Aid from the air: India tests new air drop system to deliver emergency supplies to naval ships
The Defence Research and Development Organisation and the Indian Navy have successfully completed flight trials of an indigenously developed Air Droppable Container (ADC-150) system, capable of delivering 150 kilograms of critical supplies to naval vessels operating far from the coastline, in a significant boost to India's maritime logistics capability under the Aatmanirbhar Bharat initiative.
Four in-flight release trials were conducted from a Boeing P-8I Poseidon aircraft off the coast of Goa between February 21 and March 1, 2026 , under varying extreme release conditions. The system is now expected to be inducted into the Navy soon.
The ADC-150 is designed to deliver engineering spare parts, equipment, medical supplies, and emergency stores to ships on long-duration deep-sea deployments. Once released from the aircraft, the container descends via a multi-stage parachute system comprising auxiliary, drogue, and main parachutes, landing safely on the sea surface for the crew to retrieve.
India had previously developed the SAHAYAK-NG air droppable container, successfully tested in December 2020 , which carried up to 50 kilograms with GPS guidance from an IL-38SD aircraft. The ADC-150 triples that payload capacity and integrates with the P-8I Poseidon, the Navy's primary long-range maritime patrol platform, of which India currently operates 12 aircraft with six more on order.
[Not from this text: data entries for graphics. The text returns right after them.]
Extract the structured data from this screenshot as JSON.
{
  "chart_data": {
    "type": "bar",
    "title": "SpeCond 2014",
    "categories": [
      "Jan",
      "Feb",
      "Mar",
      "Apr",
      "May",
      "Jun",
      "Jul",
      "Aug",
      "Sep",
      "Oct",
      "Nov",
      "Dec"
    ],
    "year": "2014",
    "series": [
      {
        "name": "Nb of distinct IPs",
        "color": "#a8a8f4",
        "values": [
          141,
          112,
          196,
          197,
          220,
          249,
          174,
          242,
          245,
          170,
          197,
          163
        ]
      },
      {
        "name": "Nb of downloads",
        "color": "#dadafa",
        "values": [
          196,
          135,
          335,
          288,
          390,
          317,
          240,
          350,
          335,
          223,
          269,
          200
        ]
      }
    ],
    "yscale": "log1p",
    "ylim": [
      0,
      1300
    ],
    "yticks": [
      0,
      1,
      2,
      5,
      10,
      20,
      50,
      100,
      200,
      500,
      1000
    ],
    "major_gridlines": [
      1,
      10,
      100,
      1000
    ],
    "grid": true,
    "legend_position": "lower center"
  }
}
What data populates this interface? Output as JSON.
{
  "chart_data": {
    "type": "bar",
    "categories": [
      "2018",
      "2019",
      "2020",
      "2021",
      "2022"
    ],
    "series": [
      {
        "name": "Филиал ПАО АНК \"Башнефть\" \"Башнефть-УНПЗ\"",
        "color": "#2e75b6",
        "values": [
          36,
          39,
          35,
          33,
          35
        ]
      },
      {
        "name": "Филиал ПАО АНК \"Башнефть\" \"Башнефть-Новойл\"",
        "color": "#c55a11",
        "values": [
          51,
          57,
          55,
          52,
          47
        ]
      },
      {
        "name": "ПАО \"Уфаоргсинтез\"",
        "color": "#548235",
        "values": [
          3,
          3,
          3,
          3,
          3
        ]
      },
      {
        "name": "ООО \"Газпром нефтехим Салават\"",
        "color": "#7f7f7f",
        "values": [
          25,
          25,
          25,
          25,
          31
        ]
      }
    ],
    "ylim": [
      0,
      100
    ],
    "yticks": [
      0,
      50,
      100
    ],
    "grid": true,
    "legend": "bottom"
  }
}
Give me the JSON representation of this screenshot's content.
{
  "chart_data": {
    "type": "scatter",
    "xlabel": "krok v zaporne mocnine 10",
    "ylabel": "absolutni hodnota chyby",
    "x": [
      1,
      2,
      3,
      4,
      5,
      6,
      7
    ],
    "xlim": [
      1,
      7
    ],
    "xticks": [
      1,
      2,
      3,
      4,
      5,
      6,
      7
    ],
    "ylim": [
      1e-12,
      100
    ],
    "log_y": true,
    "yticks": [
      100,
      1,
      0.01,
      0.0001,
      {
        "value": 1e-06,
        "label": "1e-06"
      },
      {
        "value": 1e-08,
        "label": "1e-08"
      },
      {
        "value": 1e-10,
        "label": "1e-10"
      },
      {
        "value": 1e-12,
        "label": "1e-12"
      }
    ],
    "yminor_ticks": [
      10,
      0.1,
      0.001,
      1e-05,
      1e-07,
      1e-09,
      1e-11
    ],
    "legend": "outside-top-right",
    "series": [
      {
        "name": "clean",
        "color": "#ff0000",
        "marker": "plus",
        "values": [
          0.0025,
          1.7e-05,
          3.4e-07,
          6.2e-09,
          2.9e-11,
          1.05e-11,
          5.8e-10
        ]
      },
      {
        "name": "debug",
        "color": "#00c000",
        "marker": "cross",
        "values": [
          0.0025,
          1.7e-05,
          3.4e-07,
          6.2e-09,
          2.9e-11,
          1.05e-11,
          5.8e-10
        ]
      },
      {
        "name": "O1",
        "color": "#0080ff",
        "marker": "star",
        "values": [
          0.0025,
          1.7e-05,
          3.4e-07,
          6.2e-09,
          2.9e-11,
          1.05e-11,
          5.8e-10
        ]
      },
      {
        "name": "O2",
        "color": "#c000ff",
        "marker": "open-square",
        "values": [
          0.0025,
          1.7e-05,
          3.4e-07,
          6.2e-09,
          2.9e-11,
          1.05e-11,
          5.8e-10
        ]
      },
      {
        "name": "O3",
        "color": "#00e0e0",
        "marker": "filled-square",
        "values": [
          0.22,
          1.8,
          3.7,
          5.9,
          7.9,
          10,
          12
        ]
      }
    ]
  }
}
Multiple DRDO laboratories contributed to the programme. The Naval Science and Technological Laboratory, Visakhapatnam led the effort, the Aerial Delivery Research and Development Establishment, Agra developed the parachute system, the Centre for Military Airworthiness and Certification, Bengaluru provided flight clearance, and the Defence Research and Development Laboratory, Hyderabad handled instrumentation support.
Globally, the system stands apart from comparable technologies. The US Navy's UNI-PAC III , deployed from its P-8A Poseidon, is a search and rescue tool, not a logistics supply system. Other P-8 operators including the UK, Australia, Norway, and South Korea have no equivalent dedicated naval logistics drop system. China and Russia rely on fleet replenishment ships instead.
With the Indian Navy patrolling vast stretches of the Indian Ocean, Arabian Sea, and Bay of Bengal , the ADC-150 ensures ships can receive urgent supplies mid-mission without returning to port, directly strengthening operational readiness and long-range mission endurance.